Question

Calculate the molar concentration of \(\mathrm{OH}^{-}\) ions in a \(0.550 \mathrm{M}\) solution of hypobromite ion \(\left(\mathrm{BrO}^{-} ;\right.\) \(K_{b}=4.0 \times 10^{-6}\) ). What is the \(\mathrm{pH}\) of this solution?

Short answer

The equilibrium concentration of \(\mathrm{OH}^{-}\) ions in the \(0.550\mathrm{M}\) solution of hypobromite ion is approximately \(2.98 \times 10^{-3} \mathrm{M}\), and the corresponding \(\mathrm{pH}\) of the solution is approximately \(11.47\).

Step-by-step solution

Write the expression for the base dissociation reaction

For the hypobromite ion, the base dissociation reaction is: \[\mathrm{BrO}^{-} + \mathrm{H_2O} \rightleftharpoons \mathrm{OH}^{-} + \mathrm{HBrO}\]

Write the expression for the base dissociation constant \(K_b\)

The expression for the base dissociation constant \(K_b\) is: \[K_b = \frac{[\mathrm{OH}^{-}][\mathrm{HBrO}]}{[\mathrm{BrO}^{-}]}\]

Set up an ICE table for the reaction

An ICE table will help us determine the equilibrium concentrations of the species involved in the reaction. The initial concentration of \(\mathrm{BrO}^{-}\) is \(0.550 \mathrm{M}\), while the initial concentrations of \(\mathrm{OH}^{-}\) and \(\mathrm{HBrO}\) are both \(0\). ``` [BrO⁻] [OH⁻] [HBrO] I 0.550 M 0 0 C -x +x +x E 0.550-x M x x ```

Solve for the equilibrium concentration of \(\mathrm{OH}^{-}\) ions

At equilibrium, we can plug the ICE table values into the \(K_b\) expression: \[4.0 \times 10^{-6} = \frac{x \cdot x}{0.550 - x}\] Assuming that x is small compared to \(0.550\), we can approximate the denominator to be \(0.550\): \[4.0 \times 10^{-6} = \frac{x^2}{0.550}\] Now, solve for x (the equilibrium concentration of \(\mathrm{OH}^{-}\) ions): \[x^2 = 4.0 \times 10^{-6} \cdot 0.550\] \[x = \sqrt{4.0 \times 10^{-6} \cdot 0.550} \approx 2.98 \times 10^{-3} \mathrm{M}\]

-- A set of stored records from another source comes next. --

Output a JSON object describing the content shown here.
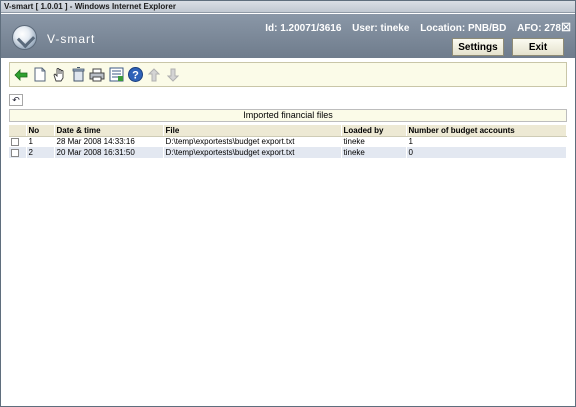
{
  "window": {
    "title": "V-smart [ 1.0.01 ] - Windows Internet Explorer"
  },
  "header": {
    "logo_text": "V-smart",
    "id": "Id: 1.20071/3616",
    "user": "User: tineke",
    "location": "Location: PNB/BD",
    "afo": "AFO: 278",
    "close": "☒",
    "settings_label": "Settings",
    "exit_label": "Exit"
  },
  "toolbar": {
    "icons": [
      "back-arrow-icon",
      "new-document-icon",
      "select-hand-icon",
      "delete-trash-icon",
      "print-icon",
      "list-settings-icon",
      "help-icon",
      "move-up-icon",
      "move-down-icon"
    ]
  },
  "caption": "Imported financial files",
  "table": {
    "columns": [
      "No",
      "Date & time",
      "File",
      "Loaded by",
      "Number of budget accounts"
    ],
    "rows": [
      {
        "no": "1",
        "date": "28 Mar 2008 14:33:16",
        "file": "D:\\temp\\exportests\\budget export.txt",
        "loaded_by": "tineke",
        "count": "1"
      },
      {
        "no": "2",
        "date": "20 Mar 2008 16:31:50",
        "file": "D:\\temp\\exportests\\budget export.txt",
        "loaded_by": "tineke",
        "count": "0"
      }
    ]
  },
  "colors": {
    "accent": "#7a8797",
    "toolbar_bg": "#fbfbe8",
    "header_row": "#ede9d4",
    "alt_row": "#e3e8f1"
  }
}
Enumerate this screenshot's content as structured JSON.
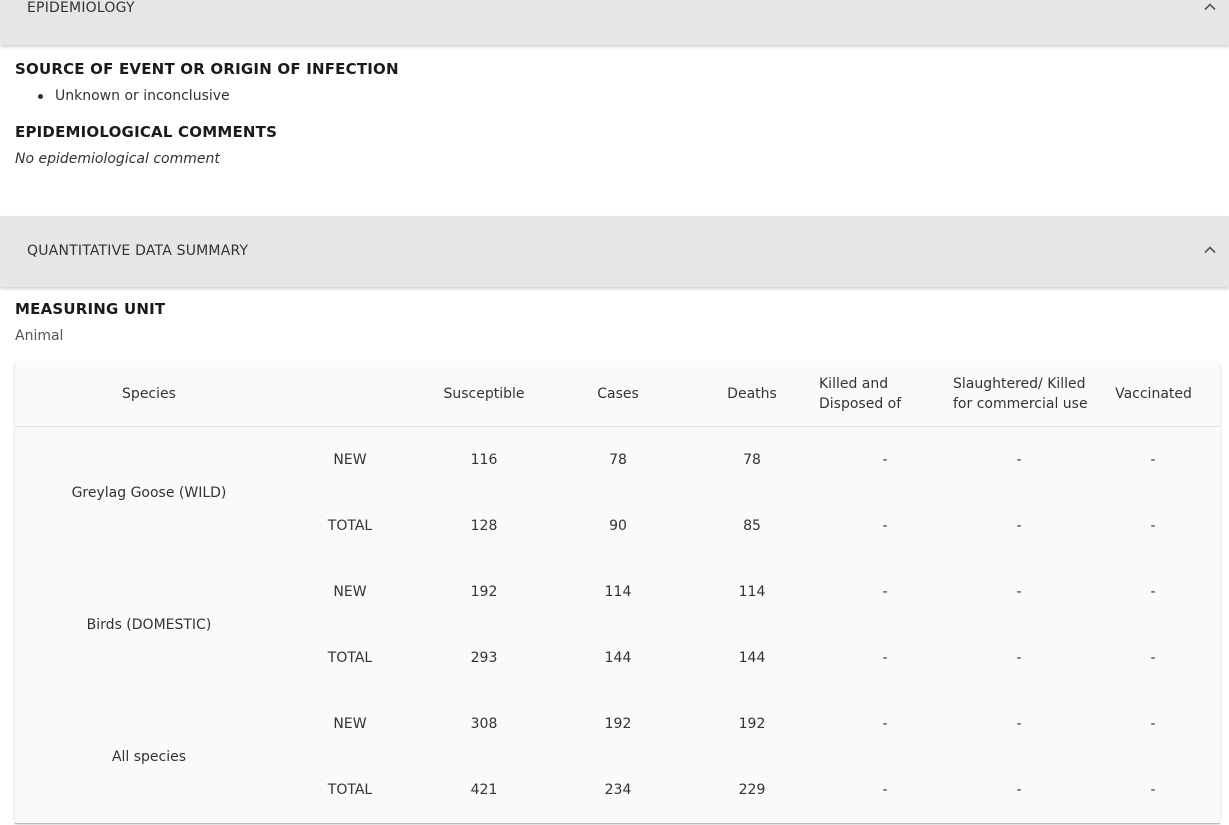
{
  "epidemiology": {
    "header_title": "EPIDEMIOLOGY",
    "source_title": "SOURCE OF EVENT OR ORIGIN OF INFECTION",
    "source_items": [
      "Unknown or inconclusive"
    ],
    "comments_title": "EPIDEMIOLOGICAL COMMENTS",
    "comments_text": "No epidemiological comment"
  },
  "quantitative": {
    "header_title": "QUANTITATIVE DATA SUMMARY",
    "measuring_unit_title": "MEASURING UNIT",
    "measuring_unit_value": "Animal",
    "columns": [
      "Species",
      "Susceptible",
      "Cases",
      "Deaths",
      "Killed and Disposed of",
      "Slaughtered/ Killed for commercial use",
      "Vaccinated"
    ],
    "rows": [
      {
        "species": "Greylag Goose (WILD)",
        "new": {
          "label": "NEW",
          "values": [
            "116",
            "78",
            "78",
            "-",
            "-",
            "-"
          ]
        },
        "total": {
          "label": "TOTAL",
          "values": [
            "128",
            "90",
            "85",
            "-",
            "-",
            "-"
          ]
        }
      },
      {
        "species": "Birds (DOMESTIC)",
        "new": {
          "label": "NEW",
          "values": [
            "192",
            "114",
            "114",
            "-",
            "-",
            "-"
          ]
        },
        "total": {
          "label": "TOTAL",
          "values": [
            "293",
            "144",
            "144",
            "-",
            "-",
            "-"
          ]
        }
      },
      {
        "species": "All species",
        "new": {
          "label": "NEW",
          "values": [
            "308",
            "192",
            "192",
            "-",
            "-",
            "-"
          ]
        },
        "total": {
          "label": "TOTAL",
          "values": [
            "421",
            "234",
            "229",
            "-",
            "-",
            "-"
          ]
        }
      }
    ]
  },
  "icons": {
    "collapse": "chevron-up-icon",
    "bullet": "bullet-dot-icon"
  }
}
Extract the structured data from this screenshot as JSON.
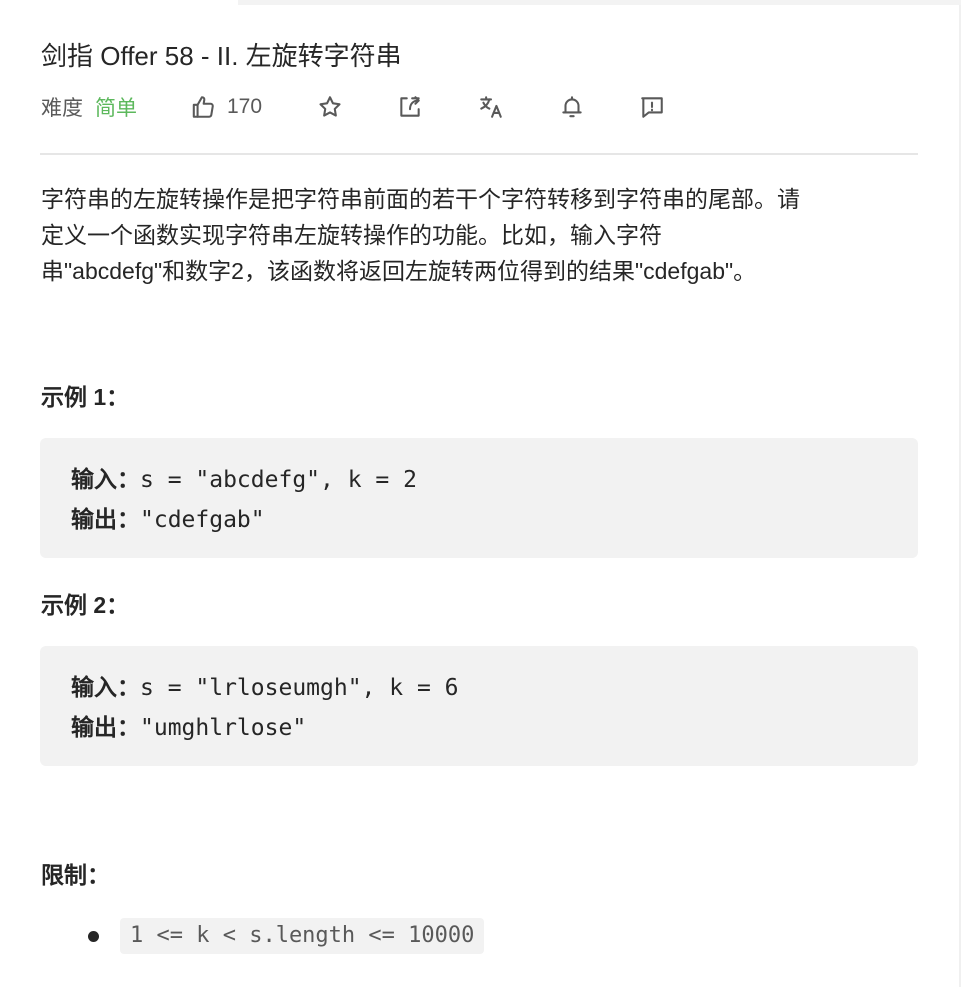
{
  "problem": {
    "title": "剑指 Offer 58 - II. 左旋转字符串",
    "difficulty_label": "难度",
    "difficulty_value": "简单",
    "likes": "170",
    "colors": {
      "difficulty_easy": "#5cb85c",
      "code_bg": "#f2f2f2",
      "text": "#262626",
      "muted": "#595959"
    }
  },
  "toolbar": {
    "icons": [
      "thumbs-up-icon",
      "star-icon",
      "share-icon",
      "translate-icon",
      "bell-icon",
      "feedback-icon"
    ]
  },
  "description": {
    "line1": "字符串的左旋转操作是把字符串前面的若干个字符转移到字符串的尾部。请",
    "line2": "定义一个函数实现字符串左旋转操作的功能。比如，输入字符",
    "line3": "串\"abcdefg\"和数字2，该函数将返回左旋转两位得到的结果\"cdefgab\"。"
  },
  "examples": [
    {
      "heading": "示例 1：",
      "input_label": "输入：",
      "input_value": "s = \"abcdefg\", k = 2",
      "output_label": "输出：",
      "output_value": "\"cdefgab\""
    },
    {
      "heading": "示例 2：",
      "input_label": "输入：",
      "input_value": "s = \"lrloseumgh\", k = 6",
      "output_label": "输出：",
      "output_value": "\"umghlrlose\""
    }
  ],
  "constraints": {
    "heading": "限制：",
    "items": [
      "1 <= k < s.length <= 10000"
    ]
  }
}
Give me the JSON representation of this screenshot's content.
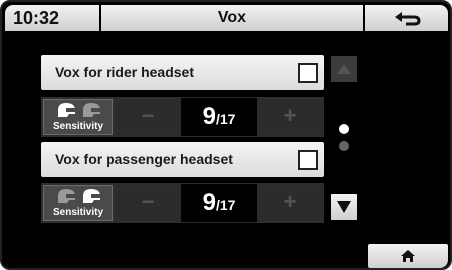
{
  "header": {
    "time": "10:32",
    "title": "Vox"
  },
  "settings": [
    {
      "label": "Vox for rider headset",
      "checked": false,
      "sensitivity": {
        "label": "Sensitivity",
        "value": "9",
        "max": "/17",
        "minus": "−",
        "plus": "+"
      }
    },
    {
      "label": "Vox for passenger headset",
      "checked": false,
      "sensitivity": {
        "label": "Sensitivity",
        "value": "9",
        "max": "/17",
        "minus": "−",
        "plus": "+"
      }
    }
  ],
  "page_indicator": {
    "current": 1,
    "total": 2
  },
  "icons": {
    "back": "back-arrow-icon",
    "home": "home-icon",
    "scroll_up": "triangle-up-icon",
    "scroll_down": "triangle-down-icon",
    "helmets": "helmet-icon"
  },
  "colors": {
    "background": "#000000",
    "button_light": "#e6e6e6",
    "row_dark": "#2e2e2e"
  }
}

Calculate \(\mathrm{pOH}\) and \(\mathrm{pH}\) of the solution

Now that we have the equilibrium concentration of \(\mathrm{OH}^{-}\) ions, we can calculate the \(\mathrm{pOH}\) and \(\mathrm{pH}\) of the solution: \[\mathrm{pOH} = -\log{[\mathrm{OH}^{-}]} = -\log{(2.98 \times 10^{-3})} \approx 2.53\] Recall that \(\mathrm{pH} + \mathrm{pOH} = 14\), so we can find the \(\mathrm{pH}\) of the solution: \[\mathrm{pH} = 14 - \mathrm{pOH} = 14 - 2.53 \approx 11.47\] Thus, the \(\mathrm{pH}\) of the \(0.550 \mathrm{M}\) solution of hypobromite ion is approximately \(11.47\).